Categories: ethics & philosophy, Science

6 replies

  1. Hah! I’ve just been reading his book The Demon-Haunted World. I won it in a game of Simon Says from the sci-fi/fantasy club I’m part of. SCIENCE AND REASONING AS A PRIZE. It’s a marvellous attitude.

  2. Absolutely a marvellous attitude – and one of my favourite books.

  3. simple answer – go to university. learn science and technology – and understand.
    Not put scientists in chains especially not under the heel of politicians.

  4. The point is that the most financially-rewarded careers are not those in science and technology, therefore students in a consumerist society doing a risk-benefit analysis will pragmatically choose careers perceived to have better financial return for years of study.
    It’s no good preaching to the choir here about the value of science and technology. Lauredhel and I both hold applied science degrees and have been keen computer technology advocates for decades. How do we convince others that science and technology is important enough to learn and understand when society doesn’t value most science/technology degree-holders highly?
    In a society that fetishes wealth, having science and technology as only-just-middle-class-income-level careers doesn’t encourage most smart young people to choose science or technology, even though every other wealth-creation mechanism in Western society depends on the science and technology keeping on going. This is nuts.

  5. There’s also the class-based problem that a proper in-depth understanding of how science and technology works in our modern society pretty much requires an undergraduate degree these days. That limits numbers even further (as does non-compulsory maths & science education beyond Junior high school level).

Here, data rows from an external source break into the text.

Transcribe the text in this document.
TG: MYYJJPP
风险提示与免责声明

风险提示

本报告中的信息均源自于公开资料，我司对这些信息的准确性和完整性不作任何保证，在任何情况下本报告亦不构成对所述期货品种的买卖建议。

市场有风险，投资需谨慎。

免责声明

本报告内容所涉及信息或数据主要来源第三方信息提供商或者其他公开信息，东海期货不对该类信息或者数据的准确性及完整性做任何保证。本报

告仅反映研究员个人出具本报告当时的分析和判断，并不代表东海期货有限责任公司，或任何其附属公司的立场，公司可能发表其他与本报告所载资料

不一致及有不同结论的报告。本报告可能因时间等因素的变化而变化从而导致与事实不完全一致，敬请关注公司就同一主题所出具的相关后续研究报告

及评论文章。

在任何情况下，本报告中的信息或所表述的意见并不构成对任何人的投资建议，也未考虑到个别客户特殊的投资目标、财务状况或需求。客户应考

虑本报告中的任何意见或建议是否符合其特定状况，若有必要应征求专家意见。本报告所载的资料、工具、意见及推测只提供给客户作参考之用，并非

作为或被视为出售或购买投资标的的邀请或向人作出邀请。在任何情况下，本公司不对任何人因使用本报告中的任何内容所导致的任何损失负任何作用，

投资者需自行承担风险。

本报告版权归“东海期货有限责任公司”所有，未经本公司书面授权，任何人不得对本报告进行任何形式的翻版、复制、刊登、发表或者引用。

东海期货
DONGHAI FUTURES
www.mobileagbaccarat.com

  6. Just read a good quote over at RealClimate.org from this longer article: Manufactroversy – The Art of Creating Controversy Where None Existed

    All three [newspaper articles calling for more debate on global warming] seemed to be following the playbook of the tobacco industry when scientists discovered that their products cause cancer; when a threat to their interests arises from the scientific community, they declare “there are always two sides to a case” and then call for more study of the matter before action is taken.
    […]
    As a scholar of rhetoric,[…] I have come up with some preliminary hypotheses about what makes their arguments so persuasive to a public audience.
    First, they skillfully invoke values that are shared by the scientific community and the American public alike, like free speech, skeptical inquiry, and the revolutionary force of new ideas against a repressive orthodoxy. It is difficult to argue against someone who invokes these values without seeming unscientific or un-American.
    Second, they exploit a tension between the technical and public spheres in postmodern American life; highly specialized scientific experts can’t spare the time to engage in careful public communication, and are then surprised when the public distrusts, fears, or opposes them.
    Third, today’s sophists exploit a public misconception about what science is, portraying it as a structure of complete consensus built from the steady accumulation of unassailable data; any dissent by any scientist is then seen as evidence that there’s no consensus, and thus truth must not have been discovered yet. A more accurate portrayal of science sees it as a process of debate among a community of experts in which one side outweighs the other in the balance of the argument, and that side is declared the winner; a few skeptics might remain, but they’re vastly outnumbered by the rest, and the democratic process of science moves forward with the collective weight of the majority of expert opinion. Scientists buy into this democratic process when they enter the profession, so that a call for the winning side to share power in the science classroom with the losers, or to continue debating an issue that has already been settled for the vast majority of scientists so that policy makers can delay taking action on their findings, seems particularly undemocratic to most of them.
    Aristotle believed that things that are true “have a natural tendency to prevail over their opposites,” but that it takes a good rhetor to ensure that this happens when sophisticated sophistry is on the loose. I concur; only by exposing manufactured controversy for what it is, recognizing its rhetorical power and countering those who are skilled at getting the multitude to ignore the experts while imagining a scientific debate where none exists, can scientists and their allies use my field to achieve what Aristotle envisioned for it—a study that helps the argument that is in reality stronger also appear stronger before an audience of nonexperts.

    Thre RealClimate.org article is looking at the tactics of manufactroversy in the Anthrop0genic Global Warming “debate”, where as one might expect there’s a plethora of denialists laying claim to the mantle of Galileo.